Runaway debt. As the debt rises, so does the interest. At some point, we run the very real danger of the interest on the national debt exceeding GDP. At that point, we will no longer be paying on the debt at all and it will continue to climb indefinitely. Should that happen, the entire US will fall under austerity measures, which will include inflation of double and triple digits. In some countries that have undergone the same problem (often because of US sanctions), inflation rates of greater than 1000% have been seen. See Greece and Venezuela. Yes, it can happen here.

The danger does not end there. If austerity measures come to this country, banks will close their doors and not allow you to withdraw your money for days, weeks, possibly months. If you owe the bank debts and possibly even if you do not, the banks may seize your deposits and even your hard assets to save themselves and their major investors. Look up the process called “bail in” (not bail out). It has been used in other countries, most notably Cyprus a few years ago. In addition, social support programs will be frozen indefinitely. Meaning Social Security, Medicare, Medicaid, welfare and food stamps. Schools will close. States will halt any operations aside from administrative. Cities will declare bankruptcy. Manufacturing plants will close, corporations will shut their doors.

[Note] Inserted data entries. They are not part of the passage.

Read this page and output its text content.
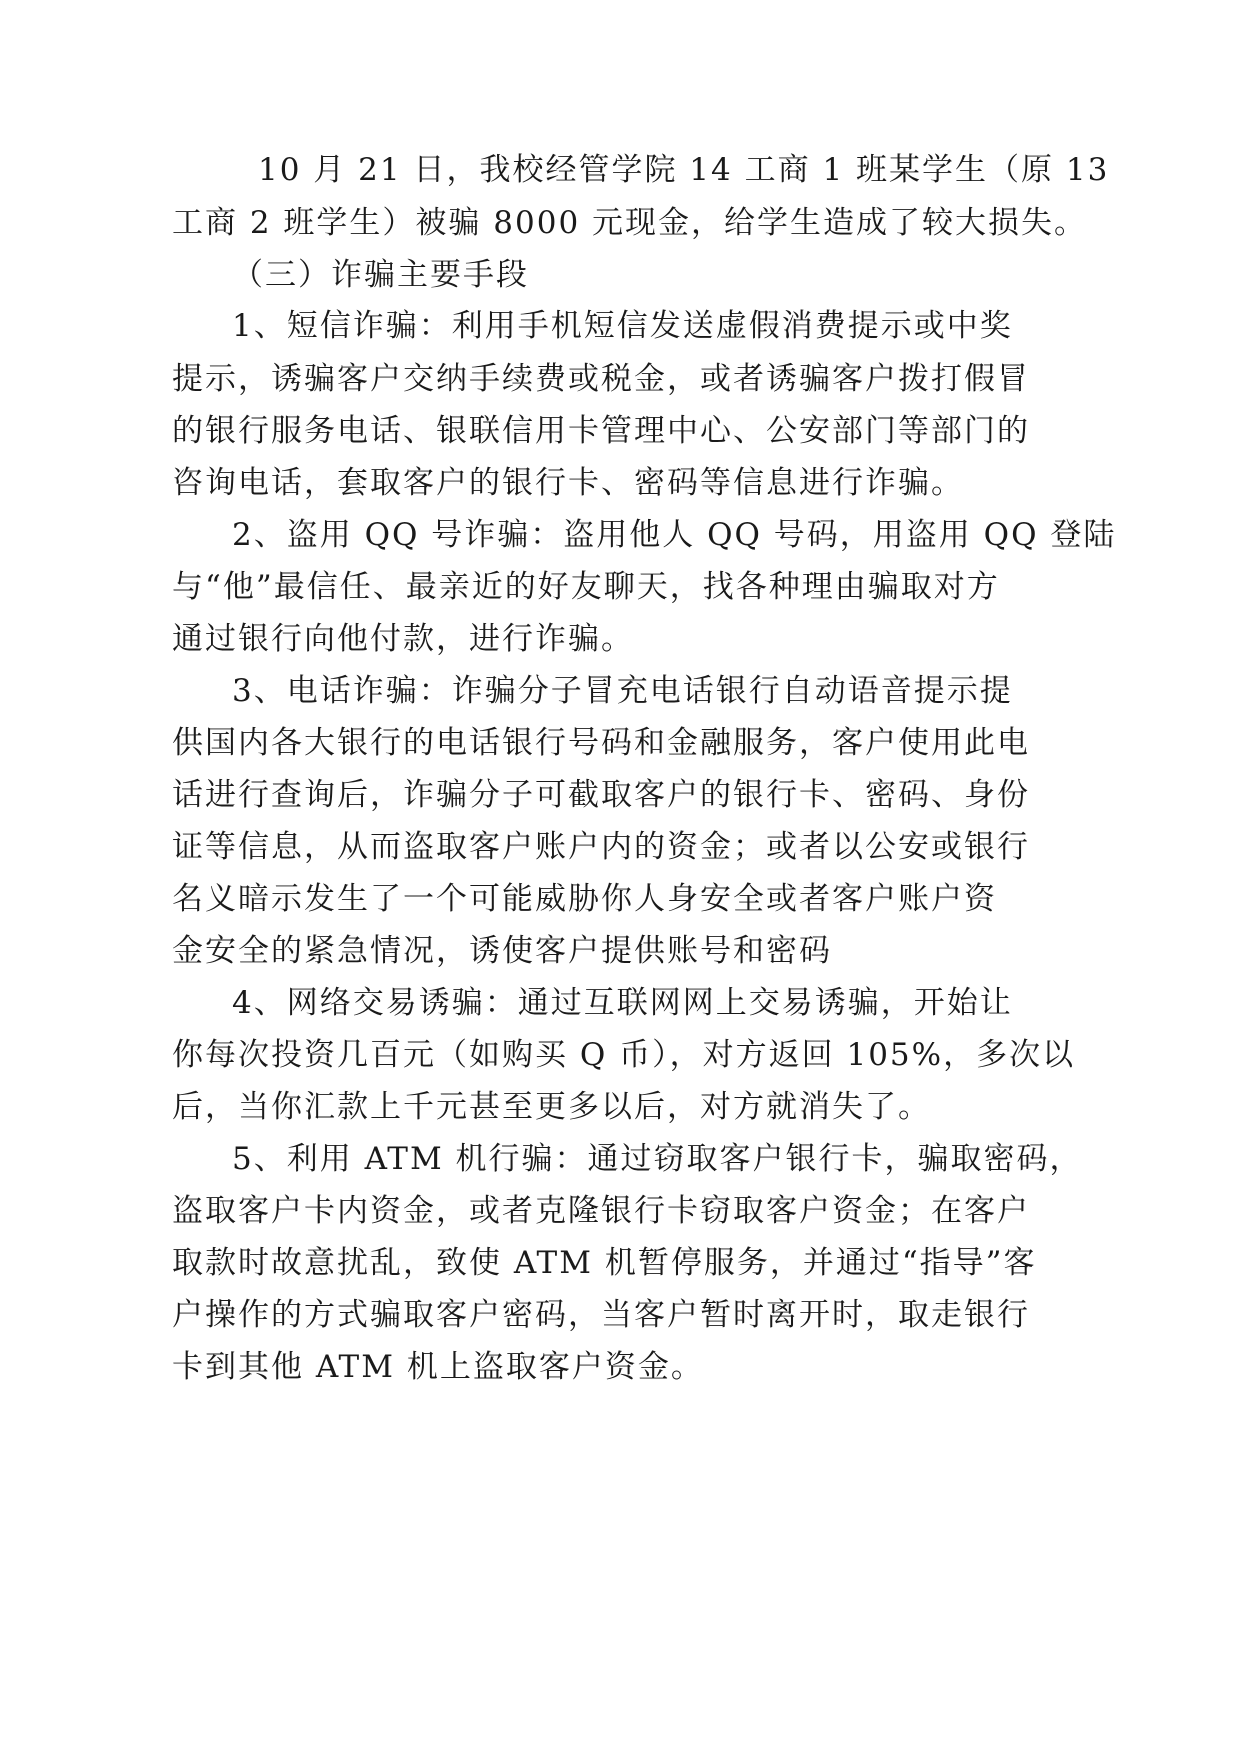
10 月 21 日，我校经管学院 14 工商 1 班某学生（原 13
工商 2 班学生）被骗 8000 元现金，给学生造成了较大损失。
（三）诈骗主要手段
1、短信诈骗：利用手机短信发送虚假消费提示或中奖
提示，诱骗客户交纳手续费或税金，或者诱骗客户拨打假冒
的银行服务电话、银联信用卡管理中心、公安部门等部门的
咨询电话，套取客户的银行卡、密码等信息进行诈骗。
2、盗用 QQ 号诈骗：盗用他人 QQ 号码，用盗用 QQ 登陆
与“他”最信任、最亲近的好友聊天，找各种理由骗取对方
通过银行向他付款，进行诈骗。
3、电话诈骗：诈骗分子冒充电话银行自动语音提示提
供国内各大银行的电话银行号码和金融服务，客户使用此电
话进行查询后，诈骗分子可截取客户的银行卡、密码、身份
证等信息，从而盗取客户账户内的资金；或者以公安或银行
名义暗示发生了一个可能威胁你人身安全或者客户账户资
金安全的紧急情况，诱使客户提供账号和密码
4、网络交易诱骗：通过互联网网上交易诱骗，开始让
你每次投资几百元（如购买 Q 币），对方返回 105%，多次以
后，当你汇款上千元甚至更多以后，对方就消失了。
5、利用 ATM 机行骗：通过窃取客户银行卡，骗取密码，
盗取客户卡内资金，或者克隆银行卡窃取客户资金；在客户
取款时故意扰乱，致使 ATM 机暂停服务，并通过“指导”客
户操作的方式骗取客户密码，当客户暂时离开时，取走银行
卡到其他 ATM 机上盗取客户资金。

Obviously, this is a worst case scenario. However, the danger of all the above is quite real and not far off.

The true measure of a nation’s success and prosperity lies in a clear assessment of the health, generalized wealth, well-being, satisfaction and freedom of it’s citizens. Without these things, a nation is a failed state. It cannot be measured by the status of it’s corporations and privileged elite.

So, stop believing what corporate media and WAR Street “experts” are telling you. You’re not going to hear these things from them. You can question or challenge what I have to say but I encourage you to look the information up for yourself. Don’t take my word for it but don’t call me dishonest without looking further for yourself.